We often hear people say that ‘There was a time, when our city was full of greenery, the climate was cool and there was no water scarcity or flooding problem. Now, things have completely changed.’ Home buyers across the country, are finding it difficult to assess, whether the area they are buying a home in, is prone to flood, drought or pollution. Even if the prevailing situation in an area is ideal, there is no guarantee that it will remain habitable in the coming years.
Cities like Pune, Bangalore and Ranchi, are now facing the problem of water logging in the monsoons and drought-like situation during summers. Many attribute these problems to that fact that construction activities do not take into account ways to counter climate change and to prevent climatic disasters.
“Natural calamities like floods and droughts, bring the city to a standstill. Construction sites bear huge material losses and developers have to face undue delays in projects,” points out Shabbir Kanchwala, senior vice-president, K Raheja Corp. “During the June 2005 floods in Mumbai, livelihood was affected and so were residential and commercial establishments. Consequently, home buyers tend to postpone their property buying decisions, until the monsoon period is over. One also sees depreciation in rent, in low-lying and flood-prone areas of Mumbai,” he adds.
Realty markets in India, which have been severely impacted by climatic conditions
- Delhi and NCR: According to a report, it faces a severe water shortage of 200 million gallons a day.
- Mumbai and its suburbs: The flood in 2005 impacted the entire city, while low-lying areas continue to be affected each year.
- Chennai: Floods in 2015, devastated the whole city and its infrastructure. A report attributed the cause to unplanned and illegal constructions.

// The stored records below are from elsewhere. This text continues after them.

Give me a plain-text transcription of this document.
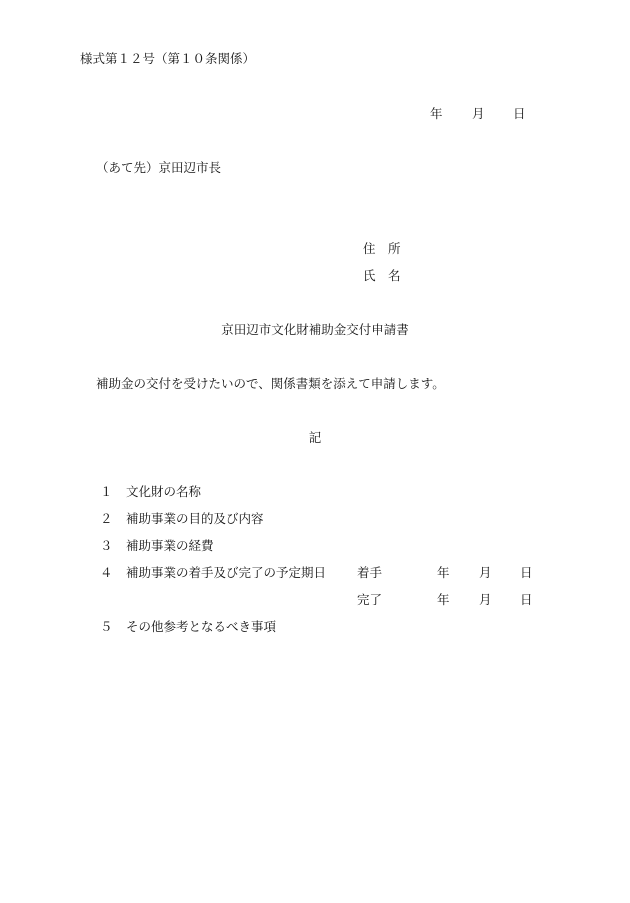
様式第１２号（第１０条関係）
年 月 日
（あて先）京田辺市長
住　所
氏　名
京田辺市文化財補助金交付申請書
補助金の交付を受けたいので、関係書類を添えて申請します。
記
１ 文化財の名称
２ 補助事業の目的及び内容
３ 補助事業の経費
４ 補助事業の着手及び完了の予定期日 着手	年 月 日
完了	年 月 日
５ その他参考となるべき事項
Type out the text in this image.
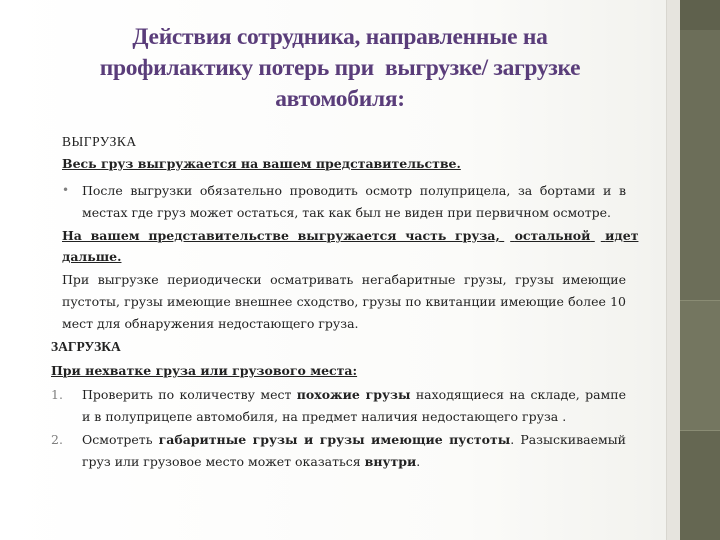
Действия сотрудника, направленные на
профилактику потерь при  выгрузке/ загрузке
автомобиля:
ВЫГРУЗКА
Весь груз выгружается на вашем представительстве.
• После выгрузки обязательно проводить осмотр полуприцела, за бортами и в местах где груз может остаться, так как был не виден при первичном осмотре.
На  вашем  представительстве  выгружается  часть  груза, остальной идет
дальше.
При выгрузке периодически осматривать негабаритные грузы, грузы имеющие пустоты, грузы имеющие внешнее сходство, грузы по квитанции имеющие более 10 мест для обнаружения недостающего груза.
ЗАГРУЗКА
При нехватке груза или грузового места:
1. Проверить по количеству мест похожие грузы находящиеся на складе, рампе и в полуприцепе автомобиля, на предмет наличия недостающего груза .
2. Осмотреть габаритные грузы и грузы имеющие пустоты. Разыскиваемый груз или грузовое место может оказаться внутри.
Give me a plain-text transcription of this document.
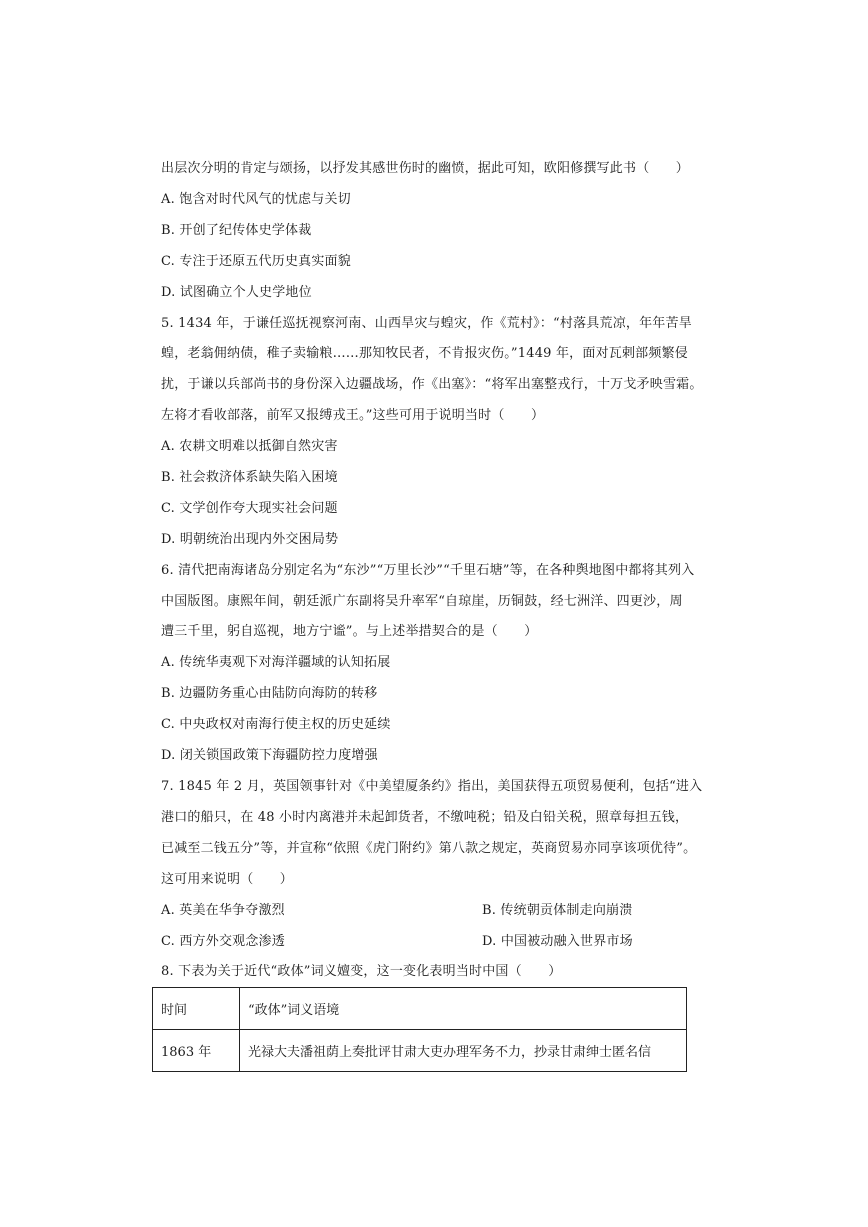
出层次分明的肯定与颂扬，以抒发其感世伤时的幽愤，据此可知，欧阳修撰写此书（　　）
A. 饱含对时代风气的忧虑与关切
B. 开创了纪传体史学体裁
C. 专注于还原五代历史真实面貌
D. 试图确立个人史学地位
5. 1434 年，于谦任巡抚视察河南、山西旱灾与蝗灾，作《荒村》：“村落具荒凉，年年苦旱
蝗，老翁佣纳债，稚子卖输粮……那知牧民者，不肯报灾伤。”1449 年，面对瓦剌部频繁侵
扰，于谦以兵部尚书的身份深入边疆战场，作《出塞》：“将军出塞整戎行，十万戈矛映雪霜。
左将才看收部落，前军又报缚戎王。”这些可用于说明当时（　　）
A. 农耕文明难以抵御自然灾害
B. 社会救济体系缺失陷入困境
C. 文学创作夸大现实社会问题
D. 明朝统治出现内外交困局势
6. 清代把南海诸岛分别定名为“东沙”“万里长沙”“千里石塘”等，在各种舆地图中都将其列入
中国版图。康熙年间，朝廷派广东副将吴升率军“自琼崖，历铜鼓，经七洲洋、四更沙，周
遭三千里，躬自巡视，地方宁谧”。与上述举措契合的是（　　）
A. 传统华夷观下对海洋疆域的认知拓展
B. 边疆防务重心由陆防向海防的转移
C. 中央政权对南海行使主权的历史延续
D. 闭关锁国政策下海疆防控力度增强
7. 1845 年 2 月，英国领事针对《中美望厦条约》指出，美国获得五项贸易便利，包括“进入
港口的船只，在 48 小时内离港并未起卸货者，不缴吨税；铅及白铅关税，照章每担五钱，
已减至二钱五分”等，并宣称“依照《虎门附约》第八款之规定，英商贸易亦同享该项优待”。
这可用来说明（　　）
A. 英美在华争夺激烈	B. 传统朝贡体制走向崩溃
C. 西方外交观念渗透	D. 中国被动融入世界市场
8. 下表为关于近代“政体”词义嬗变，这一变化表明当时中国（　　）
时间	“政体”词义语境
1863 年	光禄大夫潘祖荫上奏批评甘肃大吏办理军务不力，抄录甘肃绅士匿名信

- Gujarat: Floods and dry spells have hounded the state, over the past few decades.
Climatic disasters not only reduce the demand for commercial and residential properties, but also enforce corrections in real estate prices. Large investors, too, tend to be wary and prefer other markets over Mumbai, for their long-term commercial activity, points out Ravi Gurav, VP-marketing, Dheeraj Realty and member, MCHI-CREDAI. “The drought around Mumbai city and in Maharashtra and the water shortage in summer also had an impact,” he maintains.
Enduring climate change
Countering the effects of climate change, requires a change in our outlook. The realty sector should focus on building sustainable homes that help in preserving natural resources. Experts point out that sustainable homes incorporate smart technologies that help you conserve, as well as re-use power and water and reduce the generation of waste.
“Developers are slowly adopting such technologies, to sell homes,” assures Diipesh Bhagtani, executive director of Jaycee Homes. Technologies such as solar panels for generating electricity, solar water heaters, rainwater harvesting systems, sewage treatment plants, etc., not only help to conserve energy but also are useful during famines, he elaborates. “Today, everyone wants a sustainable home, so that they have fewer external issues to face,” he sums up.
Measures that real estate projects can follow, to create self-sustaining homes
- Rainwater harvesting and recycling of waste water.
- Using solar energy to light common areas and for other needs in residential and commercial projects.
- Avoiding, as much as possible, the use of materials that can harm the climate.
- Using building materials that can be recycled and salvaged, and ensuring that it is durable, locally available and above all, leaves no carbon footprint.